Evaluation of model of Heart Rate during Exercise Tolerance Test with missing at random dropouts
Lemenuel-Diot A., Laffont C.M. , Jochemsen R., Foos-Gilbert E.
Servier Research Group, Courbevoie, France
Introduction: Exercise Tolerance Tests (ETT) are commonly used in clinical trials to assess the effect of heart rate (HR) lowering agents during effort. These tests consist of bicycle or treadmill exercise, increasing effort intensity at successive steps (workload). Usually, for safety and ethical reasons, each subject can stop the exercise at his own convenience. Therefore missing data due to dropout can be generated, especially when high values of heart rate are reached, and may lead to a possible misinterpretation in model evaluation.
Purpose: To illustrate that simple model evaluation can be misleading when missing at random dropout occurs, and to propose two approaches that take into account dropout in order to correctly evaluate the model.

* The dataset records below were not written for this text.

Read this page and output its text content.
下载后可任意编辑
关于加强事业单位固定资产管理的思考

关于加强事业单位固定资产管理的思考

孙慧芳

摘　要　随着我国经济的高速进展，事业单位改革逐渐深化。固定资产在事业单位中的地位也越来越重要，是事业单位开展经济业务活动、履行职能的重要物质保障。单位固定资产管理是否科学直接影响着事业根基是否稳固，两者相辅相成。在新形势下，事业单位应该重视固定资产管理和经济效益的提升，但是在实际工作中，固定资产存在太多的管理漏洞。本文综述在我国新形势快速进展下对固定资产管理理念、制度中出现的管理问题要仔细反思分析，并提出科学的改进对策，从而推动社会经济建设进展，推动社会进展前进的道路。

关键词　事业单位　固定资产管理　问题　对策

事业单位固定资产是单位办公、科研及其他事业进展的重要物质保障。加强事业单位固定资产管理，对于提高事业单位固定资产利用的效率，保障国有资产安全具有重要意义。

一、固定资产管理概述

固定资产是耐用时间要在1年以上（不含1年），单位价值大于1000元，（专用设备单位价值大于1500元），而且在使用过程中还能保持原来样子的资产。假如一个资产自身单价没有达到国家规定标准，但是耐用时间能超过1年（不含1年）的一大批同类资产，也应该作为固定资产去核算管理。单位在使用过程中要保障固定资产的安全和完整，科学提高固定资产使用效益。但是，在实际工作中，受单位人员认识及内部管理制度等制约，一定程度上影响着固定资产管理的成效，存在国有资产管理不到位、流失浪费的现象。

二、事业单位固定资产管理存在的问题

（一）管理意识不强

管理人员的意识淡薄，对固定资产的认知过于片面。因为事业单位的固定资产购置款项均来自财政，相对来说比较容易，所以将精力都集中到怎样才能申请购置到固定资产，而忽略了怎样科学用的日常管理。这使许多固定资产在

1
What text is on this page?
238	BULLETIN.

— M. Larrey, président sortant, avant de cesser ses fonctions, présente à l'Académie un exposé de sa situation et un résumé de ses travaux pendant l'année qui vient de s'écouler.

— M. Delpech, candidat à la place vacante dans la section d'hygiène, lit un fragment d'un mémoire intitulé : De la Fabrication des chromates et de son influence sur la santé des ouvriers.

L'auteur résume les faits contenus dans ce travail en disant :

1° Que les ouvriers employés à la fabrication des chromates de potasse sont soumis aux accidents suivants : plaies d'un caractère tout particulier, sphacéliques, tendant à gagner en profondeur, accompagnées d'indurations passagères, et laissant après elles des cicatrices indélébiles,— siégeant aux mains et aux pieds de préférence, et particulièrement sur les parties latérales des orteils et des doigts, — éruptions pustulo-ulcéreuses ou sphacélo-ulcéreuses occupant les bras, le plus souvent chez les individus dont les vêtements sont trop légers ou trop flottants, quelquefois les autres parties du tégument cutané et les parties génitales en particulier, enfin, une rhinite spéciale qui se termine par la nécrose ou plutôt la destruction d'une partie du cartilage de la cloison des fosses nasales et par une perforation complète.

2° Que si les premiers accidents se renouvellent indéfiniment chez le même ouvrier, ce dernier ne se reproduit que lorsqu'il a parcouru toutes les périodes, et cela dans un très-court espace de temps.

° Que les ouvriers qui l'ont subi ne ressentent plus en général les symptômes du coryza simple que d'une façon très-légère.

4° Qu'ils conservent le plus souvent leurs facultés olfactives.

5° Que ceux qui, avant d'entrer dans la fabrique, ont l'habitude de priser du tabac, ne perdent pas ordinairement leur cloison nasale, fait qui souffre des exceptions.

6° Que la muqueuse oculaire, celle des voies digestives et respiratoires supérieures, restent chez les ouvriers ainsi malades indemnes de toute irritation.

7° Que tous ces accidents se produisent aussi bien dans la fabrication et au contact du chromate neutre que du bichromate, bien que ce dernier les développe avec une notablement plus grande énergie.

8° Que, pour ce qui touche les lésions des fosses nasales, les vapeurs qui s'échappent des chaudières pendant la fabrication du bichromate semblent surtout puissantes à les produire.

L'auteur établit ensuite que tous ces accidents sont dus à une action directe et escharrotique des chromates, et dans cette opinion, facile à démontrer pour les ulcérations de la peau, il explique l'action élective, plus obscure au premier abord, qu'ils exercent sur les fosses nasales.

Method: HR data were obtained following ETT with bicycle performed in twelve healthy male volunteers before treatment administration. During ETT, the workload was increased every 3 minutes from 50 to 180 watts. Subjects who stopped the exercise before reaching 180 watts were considered as dropout. HR was measured at rest and every minute during ETT. The relationship between HR and workload during ETT was first modelled using the available data. Goodness-of-fit (GOF) plots and visual predictive checks (VPC) were performed for model evaluation. Assuming that data were Missing At Random (MAR) (i.e. missing data are predictable based on previous individual observations), dropout was then considered in the model evaluation using two different approaches. In a first approach, VPC and GOF were performed again after imputing missing HR data with individual predictions obtained with the previous model. In a second approach, a dropout model was developed using the estimated individual parameters (under constraint that the risk for dropout at the beginning of ETT is null) and model evaluation (VPC) was performed using this new model by simulating a probability of dropout at each workload for each subject among the replicates. All these analyses were performed using NONMEM V. In both approaches, the HR model was not re-estimated.
Results: Six subjects out of twelve dropped out before reaching 180 watts. The increase of HR during ETT was found to be linearly related to the workload. However, simple GOF plots and VPC showed that HR was overpredicted at high workload values, wrongly suggesting a misspecification of the structural model. When missing HR were imputed with the individual predictions of the model (approach 1), VPC and GOF were satisfactory and no misspecification of the model was observed. Further estimation of the dropout model (approach 2) provided VPC fully consistent with the observed HR.
Conclusion: Two different approaches were used to take into account dropout for evaluation of the HR model during ETT. Approach 1 did not require to model dropout and is a very simple way to evaluate a model when MAR dropout occurs. Approach 2 required the development of a dropout model, which was specific of ETT. If dropout had been not MAR, approach 2 would have been more appropriate than approach 1. In our example involving MAR dropout, both approaches allowed us to properly evaluate the estimated model of HR without treatment. Then, by adding the HR measured after treatment administration, treatment effect would be better characterized.